I do trade as a side line through an investment account and do pretty well.  I also run my own SMSF and have really done well not just in making money, but also in creating tax losses to offset profits.  Miles and miles ahead of where I would have been letting someone else do it.

I do love the spec side and researching the wonderful little companies out there.  Some fail and others roar.  For example I killed the mkt with very cheap entries on SDL, WDR, but struggling with FML, MYG for example.  It is enormous fun and I bore my partner on a regular basis talking about it!

The changes to the tipping comp I suggested are making excellent reading for those like me who like to flirt with speccies.  Great entries guys!


----------



## AverageJoe (31 January 2013)

Curious to see who use indicators among the professional traders and who use price action?

MT4 for me because it is not resource intensive and robust and the added bonus of having code written for almost anything I can't think of.


----------



## TulipFX (1 February 2013)

For manual trading - price action on the 4 hour charts (and small/thin bars to get a broad historical view of the movement). Humans can process price action, judge support and resistance, weigh up fundamental news and have 'gut feel'.

When developing automated traders, indicators need to be used. What manual trading lacks automated trading is strong in (unemotional, strict rule adherance, historical testing, 24/5 operation) and what autotrading lacks manual trading is strong in (whole view, complex price action patterns which humans can view with experience easily, fundamental news influence, gut feeling).

One is not better than the other, but one may be better for you. I/we trade almost exclusively automated. My weakness is emotion. For others who have the manual trading gift, it is the opposite. Manual trading requires a lot of self training in not only reading graphs but coping with the emotions of trading. Automated trading requires a lot of system development (training). 

Each requires a lot of effort to do successfully. 95% of forex traders lose money. It is said 10,000 hours of practice is required to become an expert. Neither is easy. If you're one of the 5% congratulations


----------



## AverageJoe (1 February 2013)

Thank you for that wonderful insight to the mind of a professional trader. 
I think I fall into the manual camp for the lack of programming skills required for algo trading. I use the less is more attitude on larger time frame, 4H/daily purely price action, S/R lines simple stuff. Love to be consistently in the 5% 

Would love to hear what others are also doing and how they do it.


----------



## AuthenticFX (7 February 2013)

TulipFX said:


> For manual trading - price action on the 4 hour charts (and small/thin bars to get a broad historical view of the movement). Humans can process price action, judge support and resistance, weigh up fundamental news and have 'gut feel'.
> 
> When developing automated traders, indicators need to be used. What manual trading lacks automated trading is strong in (unemotional, strict rule adherance, historical testing, 24/5 operation) and what autotrading lacks manual trading is strong in (whole view, complex price action patterns which humans can view with experience easily, fundamental news influence, gut feeling).
> 
> ...




- perfect description, and I can so relate to auto/manual trading tradeoffs as you outline


----------



## WestCoastWizard (31 March 2013)

I trade forex on daily basis and it contributes about 50% of my _irregular_ income. I don't know whether that qualifies me as trading for a profession.

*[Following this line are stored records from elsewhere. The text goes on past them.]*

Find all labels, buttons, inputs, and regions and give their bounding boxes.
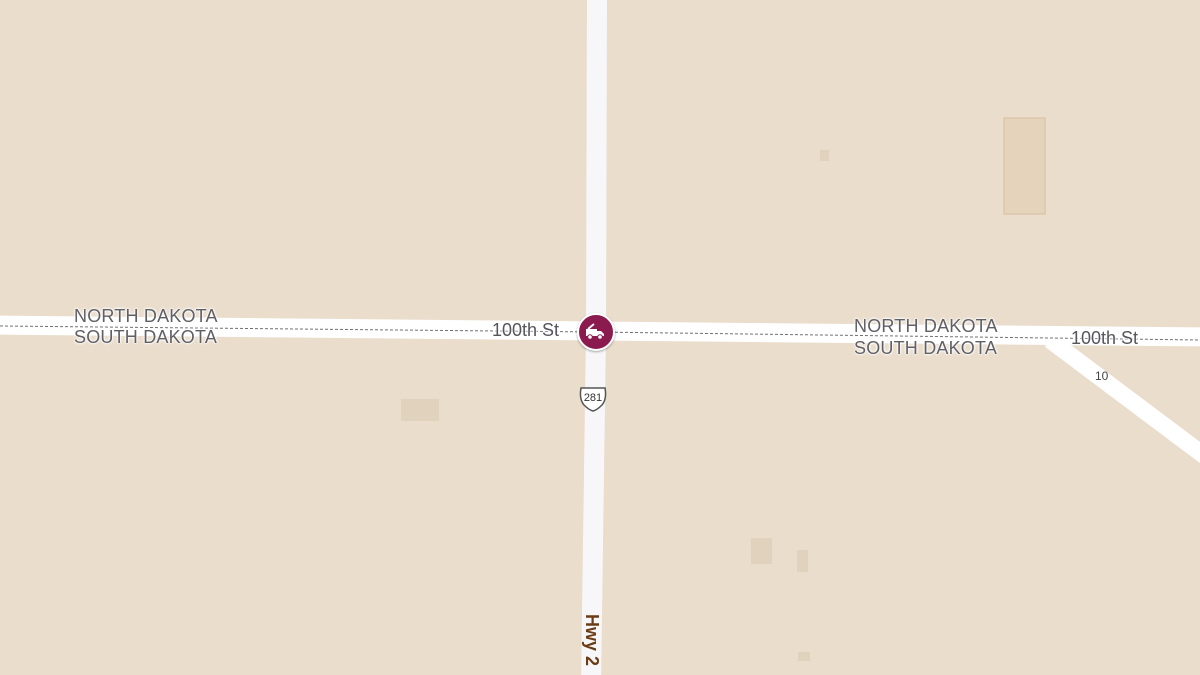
street-label-100th-st: 100th St <box>492 320 560 340</box>
building-footprint <box>798 652 810 661</box>
poi-marker[interactable] <box>577 313 615 351</box>
building-footprint <box>751 538 772 564</box>
us-route-shield: 281 <box>578 386 608 412</box>
map-canvas[interactable]: NORTH DAKOTA SOUTH DAKOTA NORTH DAKOTA S… <box>0 0 1200 675</box>
building-footprint <box>401 399 439 421</box>
building-footprint <box>1003 117 1046 215</box>
tow-truck-icon <box>586 323 604 340</box>
us-route-number: 281 <box>583 392 603 404</box>
state-label-south-dakota: SOUTH DAKOTA <box>74 327 218 347</box>
route-10-road <box>1044 333 1200 464</box>
state-label-north-dakota: NORTH DAKOTA <box>74 306 218 326</box>
state-label-north-dakota: NORTH DAKOTA <box>854 316 998 336</box>
state-label-south-dakota: SOUTH DAKOTA <box>854 338 998 358</box>
street-label-100th-st: 100th St <box>1071 328 1139 348</box>
highway-label-hwy-2: Hwy 2 <box>582 614 602 667</box>
building-footprint <box>820 150 829 161</box>
building-footprint <box>797 550 808 572</box>
route-number-10: 10 <box>1095 369 1109 383</box>
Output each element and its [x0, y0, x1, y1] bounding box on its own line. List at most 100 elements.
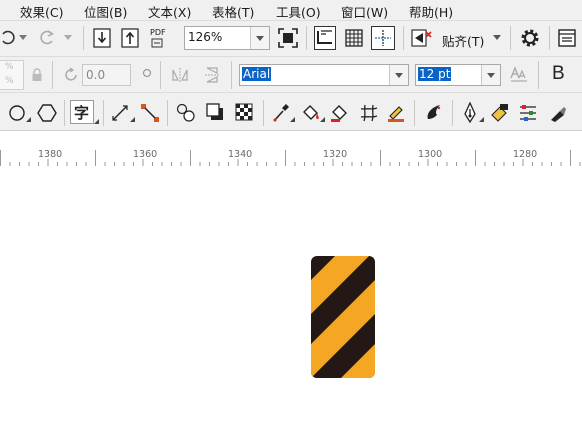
menu-help[interactable]: 帮助(H) — [409, 2, 453, 20]
ellipse-tool-icon[interactable] — [8, 104, 26, 122]
redo-dropdown-icon[interactable] — [64, 35, 72, 40]
font-list-field[interactable]: Arial — [239, 64, 409, 86]
text-tool-button[interactable]: 字 — [70, 100, 94, 124]
show-guidelines-icon[interactable] — [371, 26, 395, 50]
flyout-corner-icon — [130, 117, 135, 122]
hazard-stripe-sign[interactable] — [311, 256, 375, 378]
font-scale-icon[interactable] — [509, 66, 529, 84]
flyout-corner-icon — [94, 119, 99, 124]
blend-tool-icon[interactable] — [176, 103, 196, 123]
eraser-tool-icon[interactable] — [490, 102, 510, 122]
pdf-icon — [151, 38, 163, 48]
flyout-corner-icon — [290, 117, 295, 122]
ruler-label: 1340 — [228, 149, 253, 160]
knife-tool-icon[interactable] — [548, 103, 568, 123]
drawing-canvas[interactable] — [0, 166, 582, 445]
snap-dropdown-icon[interactable] — [493, 35, 501, 40]
separator — [103, 100, 104, 126]
separator — [263, 100, 264, 126]
separator — [452, 100, 453, 126]
rotate-icon — [65, 67, 77, 81]
snap-to-label[interactable]: 贴齐(T) — [442, 31, 484, 50]
ruler-label: 1360 — [133, 149, 158, 160]
font-size-text: 12 pt — [418, 67, 452, 81]
zoom-level-value: 126% — [188, 30, 223, 44]
bold-button[interactable]: B — [552, 63, 565, 85]
font-size-value: 12 pt — [418, 67, 452, 81]
application-launcher-icon[interactable] — [558, 29, 576, 47]
ruler-ticks — [0, 150, 582, 167]
rotation-angle-field[interactable]: 0.0 — [82, 64, 131, 86]
degree-icon — [142, 68, 152, 78]
zoom-level-field[interactable]: 126% — [184, 26, 270, 50]
property-bar: % % 0.0 Arial 12 pt B — [0, 56, 582, 93]
separator — [306, 26, 307, 50]
chevron-down-icon — [256, 36, 264, 41]
text-tool-glyph: 字 — [74, 104, 90, 122]
polygon-tool-icon[interactable] — [37, 104, 57, 122]
separator — [83, 26, 84, 50]
snap-to-icon[interactable] — [411, 28, 433, 48]
horizontal-ruler[interactable]: 1380 1360 1340 1320 1300 1280 — [0, 130, 582, 167]
toolbox: 字 — [0, 92, 582, 131]
menu-bitmaps[interactable]: 位图(B) — [84, 2, 127, 20]
zoom-dropdown-button[interactable] — [250, 27, 269, 49]
color-eyedropper-icon[interactable] — [272, 103, 290, 123]
chevron-down-icon — [487, 73, 495, 78]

I didn't mean to start trading full time so soon but circumstances forced me. I had to drop my full time job and I couldn't get a new full time job because I have to be glued to the screen from 1-5 pm & 9-12 pm Perth time.

It was scary at that time, because I was using my life savings and my 2 options were either: be successful or visit the nearest Centerlink office. But one thing I learned about human potential is that you only get to develop it to the max when there is a sense of urgency to call it out. So when I was cornered, I burnt my bridges and I was surprised on how quick I became profitable. 

I'd be lying if I say I didn't lose, and lose big. But if your aim is to humbly understand the market and trade with it, instead of putting your own thinking on it, you'll make it.

Most traders do not understand why price moves and behaves in certain way that it leaves the trace on the chart as candlestick patterns. They get into a trade and HOPE price will go their way. Whereas successful traders get into a trade and UNDERSTAND that price will most likely go the market's way.


----------



## AverageJoe (22 April 2013)

WestCoastWizard, I take it from your brief description that you use candlestick patterns or price action. Do you use any other tools to help with your setup? Looking at your trading times, seems you trade the London and NY open so are you scalping on opening momentums? I am always curious how others are doing it.

Cheers,

AJ


----------